Silicon Valley startup Palantir Technologies announced Monday it had confidentially filed with the Securities and Exchange Commission to go public, creating one of the most valued and anticipated public listings of a technology company since Uber’s initial public offering in 2019.

Last valued at $20 billion in 2015, Palantir is one of the country’s most valuable private tech companies. Reuters reported Monday that its shares have been trading in the private market at a valuation of between $10 billion and $12 billion, according to market sources.

Despite its success, little is known about the California-based company, which was founded in 2003 by investment banker Peter Thiel and current chief executive Alex Karp, among others.

Palantir has garnered a reputation for discreetly managing large amounts of secure data for both private and public sector customers.

Such customers often include parts of the U.S. government and the private defense establishment. Furthermore, In-Q-Tel, the investment arm of the Central Intelligence Agency, previously awarded the firm venture capital funds.

Most recently, Palantir has worked with various countries, as well as the Department of Health and Human Services and the U.S. Coast Guard, to coordinate coronavirus responses.

Palantir has so far resisted calls to go public due to the secretive nature of its contracts. U.S. regulation requires that publicly listed companies adhere to a certain standard of transparency — a fact that the company is perceived to have thought of as a hindrance to their business model.

Speaking in 2014, Karp commented that “the minute companies go public, they are less competitive.”

However, in recent months, the data-mining company has signaled their willingness to change.

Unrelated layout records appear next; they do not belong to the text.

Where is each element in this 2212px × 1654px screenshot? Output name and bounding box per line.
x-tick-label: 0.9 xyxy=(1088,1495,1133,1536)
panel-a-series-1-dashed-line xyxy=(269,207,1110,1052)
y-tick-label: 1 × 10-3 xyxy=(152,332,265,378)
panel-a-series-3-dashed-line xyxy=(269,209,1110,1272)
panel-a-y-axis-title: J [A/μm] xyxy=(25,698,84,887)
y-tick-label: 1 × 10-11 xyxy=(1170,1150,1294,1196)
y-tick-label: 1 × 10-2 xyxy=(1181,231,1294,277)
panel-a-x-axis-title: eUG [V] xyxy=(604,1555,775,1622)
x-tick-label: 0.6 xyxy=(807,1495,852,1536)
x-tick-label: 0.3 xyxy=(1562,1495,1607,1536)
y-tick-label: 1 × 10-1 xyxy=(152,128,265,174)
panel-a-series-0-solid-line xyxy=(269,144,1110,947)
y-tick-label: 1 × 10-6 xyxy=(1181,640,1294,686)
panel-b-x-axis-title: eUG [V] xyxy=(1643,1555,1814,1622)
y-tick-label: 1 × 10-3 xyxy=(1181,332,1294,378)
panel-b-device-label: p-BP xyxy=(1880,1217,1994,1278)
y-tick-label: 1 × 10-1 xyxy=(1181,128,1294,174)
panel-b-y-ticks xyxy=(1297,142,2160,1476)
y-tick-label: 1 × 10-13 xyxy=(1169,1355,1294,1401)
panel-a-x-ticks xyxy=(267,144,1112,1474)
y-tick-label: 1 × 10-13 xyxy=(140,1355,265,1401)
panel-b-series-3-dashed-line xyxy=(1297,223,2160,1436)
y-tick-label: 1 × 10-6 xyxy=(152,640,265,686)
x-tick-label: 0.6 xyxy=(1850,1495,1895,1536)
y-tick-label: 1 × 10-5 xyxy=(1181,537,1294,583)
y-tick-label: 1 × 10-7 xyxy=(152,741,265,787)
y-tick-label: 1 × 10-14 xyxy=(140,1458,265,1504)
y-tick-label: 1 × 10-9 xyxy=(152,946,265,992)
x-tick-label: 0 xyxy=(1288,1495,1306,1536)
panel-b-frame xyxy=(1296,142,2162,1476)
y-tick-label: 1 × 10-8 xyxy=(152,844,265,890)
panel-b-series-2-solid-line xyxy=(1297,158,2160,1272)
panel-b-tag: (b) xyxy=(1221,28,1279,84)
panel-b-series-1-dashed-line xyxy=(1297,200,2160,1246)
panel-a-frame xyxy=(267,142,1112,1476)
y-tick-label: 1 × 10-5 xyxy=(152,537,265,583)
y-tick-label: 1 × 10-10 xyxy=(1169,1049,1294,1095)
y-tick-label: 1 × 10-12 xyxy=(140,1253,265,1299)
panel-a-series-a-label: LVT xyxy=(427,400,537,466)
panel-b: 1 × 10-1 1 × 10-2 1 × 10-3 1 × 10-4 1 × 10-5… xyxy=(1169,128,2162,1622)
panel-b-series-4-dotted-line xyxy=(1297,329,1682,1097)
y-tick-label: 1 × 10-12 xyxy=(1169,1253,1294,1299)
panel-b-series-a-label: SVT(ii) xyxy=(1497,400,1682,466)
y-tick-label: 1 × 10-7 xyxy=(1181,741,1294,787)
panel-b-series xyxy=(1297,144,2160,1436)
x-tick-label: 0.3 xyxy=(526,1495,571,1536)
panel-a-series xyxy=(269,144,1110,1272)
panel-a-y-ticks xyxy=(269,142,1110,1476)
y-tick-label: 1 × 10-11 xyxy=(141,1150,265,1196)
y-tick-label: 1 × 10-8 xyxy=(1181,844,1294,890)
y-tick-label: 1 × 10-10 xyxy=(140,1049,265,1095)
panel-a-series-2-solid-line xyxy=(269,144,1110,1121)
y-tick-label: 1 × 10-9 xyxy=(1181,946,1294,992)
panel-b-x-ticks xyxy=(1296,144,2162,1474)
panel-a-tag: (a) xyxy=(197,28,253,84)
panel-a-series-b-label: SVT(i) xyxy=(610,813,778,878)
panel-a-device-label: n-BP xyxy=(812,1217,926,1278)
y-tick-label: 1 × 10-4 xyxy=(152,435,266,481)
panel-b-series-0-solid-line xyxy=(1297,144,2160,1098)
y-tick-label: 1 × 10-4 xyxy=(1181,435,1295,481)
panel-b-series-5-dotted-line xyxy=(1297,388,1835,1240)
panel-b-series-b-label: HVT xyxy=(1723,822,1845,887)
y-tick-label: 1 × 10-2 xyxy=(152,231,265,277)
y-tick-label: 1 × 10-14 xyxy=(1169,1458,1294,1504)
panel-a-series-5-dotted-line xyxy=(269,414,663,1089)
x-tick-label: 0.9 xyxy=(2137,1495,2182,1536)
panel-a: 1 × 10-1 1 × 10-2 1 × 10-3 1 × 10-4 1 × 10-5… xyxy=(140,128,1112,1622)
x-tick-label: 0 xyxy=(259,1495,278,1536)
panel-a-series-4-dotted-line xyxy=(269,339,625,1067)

California law requires that public companies have at least one woman on their boards. Palantir appointed Alexandra Wolfe Schiff to its board in June.

Its confidential filing prevents competitors from gaining access to key information, such as the size of its offering or the nature of its listing, until the company’s official IPO announcement. In a statement, Palantir said its listing would be contingent on “market and other conditions.”

The move comes as several technology companies prepare IPOs after a slump in the market during the height of the coronavirus pandemic. Companies such as Lemonade, an insurance startup, and car sales startup Vroom, have also seen their shares rise in recent weeks.